Les commandements de payer sont fréquents lors de litiges civils, et leurs montants parfois farfelus. Mais selon l’avocat de l’ancien employé, Matteo Pedrazzini, la somme demandée n’est «pas exagérée». Il estime que son client a permis à Gunvor de réaliser un profit de quelque 100 millions de dollars en obtenant d’importantes cargaisons de pétrole congolais en 2010-2012.
Ces commandements de payer sont complètement absurdes. Aucune personne [chez nous] n’a jamais gagné autant d’argent
L’avocat précise que les 30 millions réclamés se décomposent en «bonus lié au résultat Afrique et au résultat global» du groupe, en plan de rémunération en actions et en dividendes. Il admet que son client «était bien payé et avait des prétentions de bonus assez importantes» pour 2011 et 2012. Selon nos informations, l’employé avait touché une rémunération de 2 678 865 francs en 2010.
Manque de rigueur
Jusqu’à aujourd’hui, Gunvor a refusé de verser la somme réclamée et fait opposition totale aux commandements de payer.
«Ces commandements de payer sont complètement absurdes, explique la société dans une déclaration écrite. Aucune personne [chez nous] n’a jamais gagné autant d’argent. Et certainement pas en relation avec le Congo-Brazzaville qui ne représentait que 1% des volumes pétroliers de Gunvor, soit 2% des profits de la société pour cette période.» «Comme de très nombreux aspects de cette affaire, les chiffres et faits mentionnés sont de grossières exagérations afin d’attirer l’attention du public», estime la société.
Gunvor accuse aussi son ex-employé d’escroquerie et de gestion déloyale. Il aurait détourné à son profit 6,8 millions de dollars de commissions destinées aux agents locaux qui devaient faciliter l’obtention des contrats pétroliers au Congo.

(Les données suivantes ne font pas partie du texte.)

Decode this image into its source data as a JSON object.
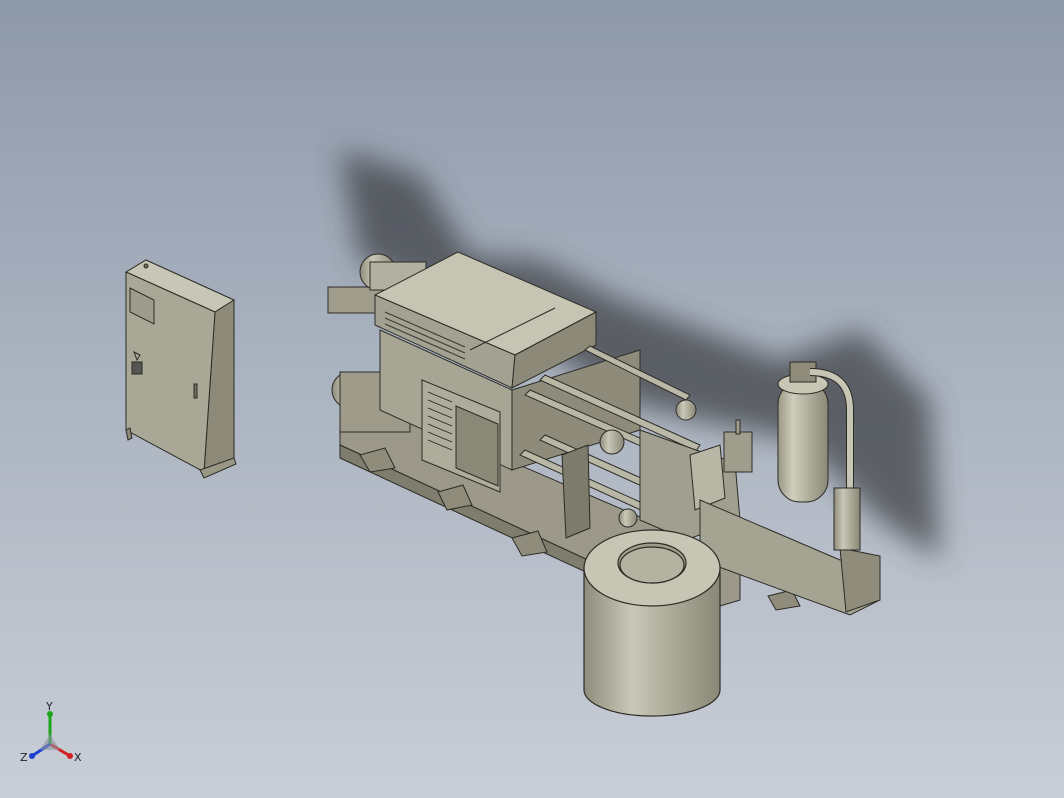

Il m’a dit que j’avais toujours été juste avec lui, qu’il regrettait sincèrement ce qui était arrivé et qu’il espérait pouvoir m’indemniser
Cette thèse est étayée par un document de la banque Clariden Leu, où le «développeur» avait ouvert un compte. Datée de 2011, cette annonce de transaction suspecte note que l’employé était à la fois celui qui effectuait les versements de commissions au nom de Gunvor, et celui qui en réceptionnait une partie sur son compte privé.
Au début de l’affaire en 2012: «Comment le Congo a fait chuter un prince du pétrole genevois»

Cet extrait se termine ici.